I have a various artists/junk directory that’s long been used to catch all of the miscellaneous stuff that doesn’t get filtered into the other libraries, for whatever reason. It’s almost all mp3 files, detritus collected over at least 25 years, so I’m not going to be shocked that sone of this stuff has gone over to the Dark Side.
I’ve been going through and deleting bunches of stuff, pruning dupes, removing some file formats (sorry, lone ogg vorbis), plus I should figure out auto-pruning anything under 128/44.1. I also just dumped everything into one directory, which killed yet more dupes, just to get rid of folder clutter. At some point I need to melt Picard into slag by retagging everything as best I can.
Tl;dr preamble, sorry.
I had this library on one server, moved it to the other. It exhibits the same issue on both.
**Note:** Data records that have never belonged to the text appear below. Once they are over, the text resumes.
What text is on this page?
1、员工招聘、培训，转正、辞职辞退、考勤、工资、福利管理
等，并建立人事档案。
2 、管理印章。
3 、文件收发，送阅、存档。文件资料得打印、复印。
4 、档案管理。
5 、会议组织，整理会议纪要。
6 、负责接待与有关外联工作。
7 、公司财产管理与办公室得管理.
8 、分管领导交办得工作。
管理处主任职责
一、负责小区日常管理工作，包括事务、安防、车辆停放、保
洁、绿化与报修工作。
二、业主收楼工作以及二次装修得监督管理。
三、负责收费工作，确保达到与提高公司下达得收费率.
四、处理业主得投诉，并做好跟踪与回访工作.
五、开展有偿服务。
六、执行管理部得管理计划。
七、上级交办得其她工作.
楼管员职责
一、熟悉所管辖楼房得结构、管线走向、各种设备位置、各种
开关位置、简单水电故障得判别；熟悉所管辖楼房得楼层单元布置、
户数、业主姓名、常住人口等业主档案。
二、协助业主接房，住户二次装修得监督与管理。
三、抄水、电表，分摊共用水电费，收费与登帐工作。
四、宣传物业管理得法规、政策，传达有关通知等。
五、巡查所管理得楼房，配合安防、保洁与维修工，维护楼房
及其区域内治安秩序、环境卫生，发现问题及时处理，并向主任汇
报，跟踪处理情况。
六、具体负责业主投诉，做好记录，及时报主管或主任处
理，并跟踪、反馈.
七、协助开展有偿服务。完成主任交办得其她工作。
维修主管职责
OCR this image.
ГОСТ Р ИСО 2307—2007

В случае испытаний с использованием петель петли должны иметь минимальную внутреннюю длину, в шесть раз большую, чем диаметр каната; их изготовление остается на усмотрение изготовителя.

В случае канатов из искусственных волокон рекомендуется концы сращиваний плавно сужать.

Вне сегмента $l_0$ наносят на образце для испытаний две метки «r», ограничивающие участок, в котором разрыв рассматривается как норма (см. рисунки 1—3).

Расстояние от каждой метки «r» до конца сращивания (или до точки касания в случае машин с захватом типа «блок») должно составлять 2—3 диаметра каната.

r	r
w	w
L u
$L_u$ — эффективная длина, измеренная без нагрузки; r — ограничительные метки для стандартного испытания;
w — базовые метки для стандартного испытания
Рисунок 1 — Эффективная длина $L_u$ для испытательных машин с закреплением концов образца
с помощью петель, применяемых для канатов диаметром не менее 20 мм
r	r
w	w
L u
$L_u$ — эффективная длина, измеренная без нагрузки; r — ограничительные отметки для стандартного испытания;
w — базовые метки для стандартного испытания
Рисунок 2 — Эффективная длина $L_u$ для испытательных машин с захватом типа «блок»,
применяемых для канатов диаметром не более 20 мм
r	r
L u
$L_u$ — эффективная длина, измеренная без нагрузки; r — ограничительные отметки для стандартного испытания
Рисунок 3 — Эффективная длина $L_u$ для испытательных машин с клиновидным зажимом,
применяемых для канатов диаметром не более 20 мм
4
Issue: the scan progresses as scans do, but inevitably it’ll get stuck on a presumably bad file. I’ve been able to spot these in the past (it’ll come up in the activity drop-down) but now…not. I just have a generic scanning notice. It seems to be stuck on something, but I can’t tell what.
My options include Plex Dancing the entire library, Plex Dancing it in pieces (it’s around 20,000 tracks), or just deciding it’s too annoying and erasing it from the hard drive it’s on. It’s (mostly) backed up, but I can’t see ever reloading it.
Anyway, as I can’t tell anything from either alerts or console, here’s logs for tax.
So you have 20,000 tracks in one big folder?
If that’s the case, Plex will most likely never be able to completely scan it. Because it tries to determine to which album those 20,000 tracks belong. So it will compute the sonic fingerprint of 20,000 tracks and then try to find a combination of tracks which constitute a known album.
Computing the sonic fingerprint of 20,000 files alone can take quite some time. But finding and comparing each possible combination of elements from a pool of 20,000 will take endless time. And there will likely be a timeout lurking in the code along the way.
So the process will never finish.
Try at least to break down the collection into subfolders, with no more than s few dozen files in each.
They were in a myriad of different folders before, which was a mess in itself, with probably 10-12,000 in the main folder. It was just the way the thing grew over time; utterly slapdash.
I thought about it for a bit, then went ahead and shut down Plex and went to work on the folder. Renamed it to Various Artists, then divided up the contents.
Right now it’s 12 very uneven subfolders. I can subdivide those, though my first step might be to go through each one and delete stuff.
This is something I’ve been saying in regards to Plex for years, though — it can have a lot of trouble with music directories if they’re really big…and mine are often test-to-destruction huge. Like the classical anthologies library I just managed to get scanning again (I had to remove complete Bach and Mozart libraries.) That thing’s been scanning for two or three days — admittedly being restarted due to server updates and such — and is making noticeable progress.
Plex seems to handle huge movie and TV libraries fine. Music (and, by extension, audiobooks) not do much. Not great with photos, either, when there’s more than a few hundred.
In my experience, if a track shows a bad duration, Plex may choke on it. It’s not a guarantee, but it is a useful test all the same. (What is frustrating is that these tracks sometimes check out as good with other tools – Plex is extra fussy.)
You can also use Process Explorer on Windows to see exactly what file the Plex transcoder is working on, because the filename is listed in the executable arguments. Checking during a stuck scan can give you another hint as to the bad file, but not all things that choke the library scan use the transcoder.
I know my Sonic Analysis barfs on a few tracks every time it runs, but the logs only reference them by Track ID and I can’t figure out how to get from that number to a filename.
I have some weird encodes in that directory, with ridiculous durations. Some with not so ridiculous durations, but certainly longer than they really are — the top two entries in the image below are actually 34 minutes long (I should know; this was a megamix project I did)
Most of these entries are correct in length, but there’s a few wonky ones.
I used to have a utility that cleaned up MP3 files — mp3fix, I think. Any local copy is buried, unfortunately, and I haven’t found it on the web in recent searches. I admit it’s been half-hearted as I’m mostly lossless these days.
This is another one. https://mp3diags.sourceforge.net/
The user interface takes quite a while to get used to, but is the most thorough tool of its type (at least of those which I have used over the years). It only handles mp3 though.
Found my way to it earlier. I’m currently running it on one directory and having it back up to another. The same developer also does a tool called Mp3Fix, but it doesn’t seem to be the same one — this deals with tagging.